Re: I strongly urge all supporters to reconsider the EME proposal. It is not in your best interests!

Sent from my iPhone

On May 19, 2013, at 8:09 AM, "piranna@gmail.com" <piranna@gmail.com> wrote:

> EME is not part of HTML5, so a browser can choose to not implement and be
fully HTML5 compliant.  Browsers will make business decisions whether they
want EME or not; just as they would make business decisions whether to
include DRM or not (irrespective of EME).
>
I see. So, this made more valid my argument that there will be two kind of
browsers, since don't doubt that at least Firefox and Chromium will not
implement it, both ideologically or because effort don't compense to do it.

It would certainly be bad if services like Netflix were available only in
Chrome and IE and not in Firefox. What do you think the W3C should do to
help avoid that outcome ?

 > We have many standards that are not implemented in the OS kernel.
>
I agree, but working the W3C on a probably future recomended DRM stardard
for the browsers is like add a DRM recomendation on POSIX specification,
that's totally silly and dangerous.

As far as I know, POSIX does not specify a media player.
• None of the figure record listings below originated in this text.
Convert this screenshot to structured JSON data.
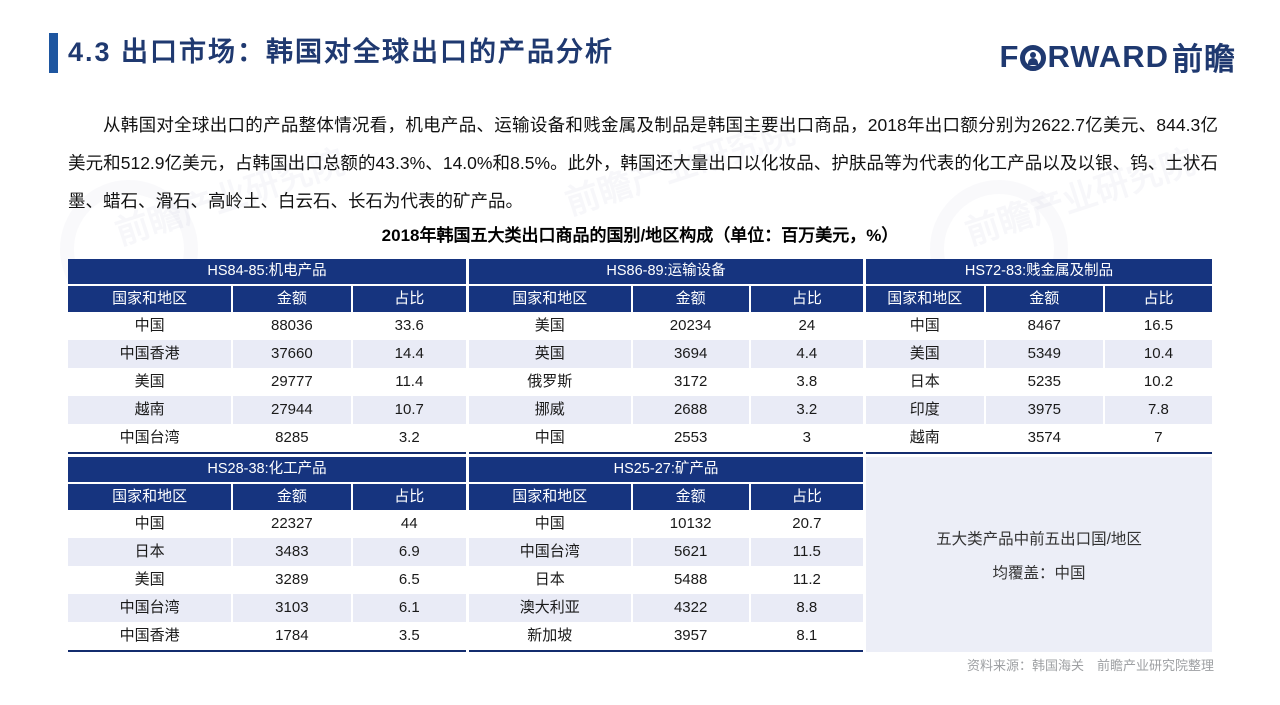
{
  "page": {
    "title": "4.3 出口市场：韩国对全球出口的产品分析",
    "logo": {
      "pre": "F",
      "rest": "RWARD",
      "cn": "前瞻"
    },
    "intro": "从韩国对全球出口的产品整体情况看，机电产品、运输设备和贱金属及制品是韩国主要出口商品，2018年出口额分别为2622.7亿美元、844.3亿美元和512.9亿美元，占韩国出口总额的43.3%、14.0%和8.5%。此外，韩国还大量出口以化妆品、护肤品等为代表的化工产品以及以银、钨、土状石墨、蜡石、滑石、高岭土、白云石、长石为代表的矿产品。",
    "table_title": "2018年韩国五大类出口商品的国别/地区构成（单位：百万美元，%）",
    "source": "资料来源：韩国海关　前瞻产业研究院整理",
    "watermark": "前瞻产业研究院"
  },
  "columns": [
    "国家和地区",
    "金额",
    "占比"
  ],
  "tables": [
    {
      "name": "HS84-85:机电产品",
      "rows": [
        [
          "中国",
          "88036",
          "33.6"
        ],
        [
          "中国香港",
          "37660",
          "14.4"
        ],
        [
          "美国",
          "29777",
          "11.4"
        ],
        [
          "越南",
          "27944",
          "10.7"
        ],
        [
          "中国台湾",
          "8285",
          "3.2"
        ]
      ]
    },
    {
      "name": "HS86-89:运输设备",
      "rows": [
        [
          "美国",
          "20234",
          "24"
        ],
        [
          "英国",
          "3694",
          "4.4"
        ],
        [
          "俄罗斯",
          "3172",
          "3.8"
        ],
        [
          "挪威",
          "2688",
          "3.2"
        ],
        [
          "中国",
          "2553",
          "3"
        ]
      ]
    },
    {
      "name": "HS72-83:贱金属及制品",
      "rows": [
        [
          "中国",
          "8467",
          "16.5"
        ],
        [
          "美国",
          "5349",
          "10.4"
        ],
        [
          "日本",
          "5235",
          "10.2"
        ],
        [
          "印度",
          "3975",
          "7.8"
        ],
        [
          "越南",
          "3574",
          "7"
        ]
      ]
    },
    {
      "name": "HS28-38:化工产品",
      "rows": [
        [
          "中国",
          "22327",
          "44"
        ],
        [
          "日本",
          "3483",
          "6.9"
        ],
        [
          "美国",
          "3289",
          "6.5"
        ],
        [
          "中国台湾",
          "3103",
          "6.1"
        ],
        [
          "中国香港",
          "1784",
          "3.5"
        ]
      ]
    },
    {
      "name": "HS25-27:矿产品",
      "rows": [
        [
          "中国",
          "10132",
          "20.7"
        ],
        [
          "中国台湾",
          "5621",
          "11.5"
        ],
        [
          "日本",
          "5488",
          "11.2"
        ],
        [
          "澳大利亚",
          "4322",
          "8.8"
        ],
        [
          "新加坡",
          "3957",
          "8.1"
        ]
      ]
    }
  ],
  "note": {
    "line1": "五大类产品中前五出口国/地区",
    "line2": "均覆盖：中国"
  },
  "colors": {
    "header_navy": "#16347f",
    "table_border": "#132c6e",
    "row_stripe": "#e9ebf6",
    "note_bg": "#eceef7",
    "accent_blue": "#1e56a0",
    "title_navy": "#1f3970",
    "source_gray": "#9ea0a3"
  }
}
But OS APIs that
do provide media playback are a perfectly reasonable place to add DRM
support, for example Windows Media Foundation or Android media APIs. We've
considered proposing something like EME for OpenMAX AL.

In practice, DRM is often implemented by the platform. On mobile phones and
increasingly on TVs there are Trusted Execution Environments running a
separate OS which provide decryption, decoding and rendering. In these
cases, EME just exposes to the web platform what the (main) OS already
exposes to apps. If you want the Web Platform
to be a competitive OS, you need parity with the competition.